A Requerente remata o seu articulado inicial peticionando o seguinte:

«Termos em que se requer a V. Exa. se digne dar provimento ao presente pedido de constituição de tribunal arbitral e de pronúncia arbitral sobre a liquidação de IRC relativa ao período de 2011 e, em consequência, declarar a ilegalidade do acto de indeferimento contestado, corrigindo-se, em consequência, a referida liquidação de IRC, reconhecendo-se que o lucro tributável apurado pelo grupo fiscal A… no período de tributação de 2011, ascende apenas a € 4.550.256,09, com as demais consequências legais.»

2. O pedido de constituição de tribunal arbitral foi aceite e automaticamente notificado à AT em 18 de setembro de 2015.

            3. A Requerente não procedeu à nomeação de árbitro, pelo que, ao abrigo do disposto no n.º 1 do artigo 6.º e da alínea a) do n.º 1 do artigo 11.º do RJAT, o Senhor Presidente do Conselho Deontológico do CAAD designou o signatário como árbitro do Tribunal Arbitral singular, que comunicou a aceitação do encargo no prazo aplicável.

4. Em 2 de novembro de 2015, as partes foram devidamente notificadas dessa designação, não tendo manifestado vontade de recusar a designação do árbitro, nos termos conjugados do artigo 11.º, n.º 1, alíneas b) e c), do RJAT e dos artigos 6.º e 7.º do Código Deontológico do CAAD.

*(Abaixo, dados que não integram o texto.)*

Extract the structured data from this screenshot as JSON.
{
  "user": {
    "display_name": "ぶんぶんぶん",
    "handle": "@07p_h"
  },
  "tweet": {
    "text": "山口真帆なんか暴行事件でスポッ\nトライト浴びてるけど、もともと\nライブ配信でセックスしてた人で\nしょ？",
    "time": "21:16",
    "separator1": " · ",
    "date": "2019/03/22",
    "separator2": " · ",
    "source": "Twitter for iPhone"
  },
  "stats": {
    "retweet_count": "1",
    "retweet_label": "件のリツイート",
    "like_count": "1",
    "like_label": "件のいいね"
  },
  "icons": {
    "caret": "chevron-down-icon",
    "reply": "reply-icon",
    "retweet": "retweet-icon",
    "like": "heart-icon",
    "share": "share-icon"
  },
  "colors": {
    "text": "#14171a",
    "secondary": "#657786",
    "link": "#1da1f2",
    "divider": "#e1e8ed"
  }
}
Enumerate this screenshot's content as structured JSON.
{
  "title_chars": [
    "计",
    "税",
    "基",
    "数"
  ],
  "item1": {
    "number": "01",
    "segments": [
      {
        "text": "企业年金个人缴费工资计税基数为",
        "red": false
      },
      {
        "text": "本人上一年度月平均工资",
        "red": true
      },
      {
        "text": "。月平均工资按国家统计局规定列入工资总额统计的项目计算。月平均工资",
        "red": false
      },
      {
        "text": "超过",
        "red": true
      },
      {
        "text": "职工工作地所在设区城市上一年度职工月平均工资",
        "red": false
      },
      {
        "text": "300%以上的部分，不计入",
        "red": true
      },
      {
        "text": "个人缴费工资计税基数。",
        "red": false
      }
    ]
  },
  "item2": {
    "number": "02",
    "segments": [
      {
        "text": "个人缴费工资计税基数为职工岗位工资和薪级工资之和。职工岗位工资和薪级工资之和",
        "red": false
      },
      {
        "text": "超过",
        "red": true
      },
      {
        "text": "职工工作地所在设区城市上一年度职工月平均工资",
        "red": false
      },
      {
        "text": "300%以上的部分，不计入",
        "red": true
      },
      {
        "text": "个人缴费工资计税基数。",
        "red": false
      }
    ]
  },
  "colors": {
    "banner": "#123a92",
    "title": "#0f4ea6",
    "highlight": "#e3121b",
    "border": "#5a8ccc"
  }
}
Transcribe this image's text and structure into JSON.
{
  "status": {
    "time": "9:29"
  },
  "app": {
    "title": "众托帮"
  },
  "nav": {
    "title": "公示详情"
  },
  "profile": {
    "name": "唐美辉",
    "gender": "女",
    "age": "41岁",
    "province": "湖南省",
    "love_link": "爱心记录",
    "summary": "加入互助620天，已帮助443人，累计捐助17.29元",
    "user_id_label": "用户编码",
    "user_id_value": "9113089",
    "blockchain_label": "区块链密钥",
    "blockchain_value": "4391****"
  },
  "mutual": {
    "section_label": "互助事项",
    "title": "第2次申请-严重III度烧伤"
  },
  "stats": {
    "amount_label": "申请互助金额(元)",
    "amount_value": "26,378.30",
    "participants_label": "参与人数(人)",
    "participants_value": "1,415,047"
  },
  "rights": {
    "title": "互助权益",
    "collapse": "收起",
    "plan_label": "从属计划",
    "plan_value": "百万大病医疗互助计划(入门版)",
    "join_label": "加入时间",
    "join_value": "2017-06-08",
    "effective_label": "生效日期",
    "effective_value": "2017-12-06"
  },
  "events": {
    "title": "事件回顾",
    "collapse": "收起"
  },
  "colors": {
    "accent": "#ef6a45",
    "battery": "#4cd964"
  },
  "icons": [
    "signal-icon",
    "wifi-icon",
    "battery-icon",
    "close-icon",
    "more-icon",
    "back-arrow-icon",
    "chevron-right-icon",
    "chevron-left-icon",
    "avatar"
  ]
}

5. Assim, em conformidade com o preceituado na alínea c) do n.º 1 do artigo 11.º do RJAT, o Tribunal Arbitral singular foi constituído em 17 de novembro de 2015.

6. No dia 5 de janeiro de 2016, a Requerida, devidamente notificada para o efeito, apresentou a sua Resposta na qual impugnou, especificadamente, os argumentos aduzidos pela Requerente e concluiu pela improcedência da presente ação, com a sua consequente absolvição do pedido.

Na mesma ocasião, a Requerida procedeu à junção aos autos do respetivo processo administrativo (doravante, abreviadamente designado PA).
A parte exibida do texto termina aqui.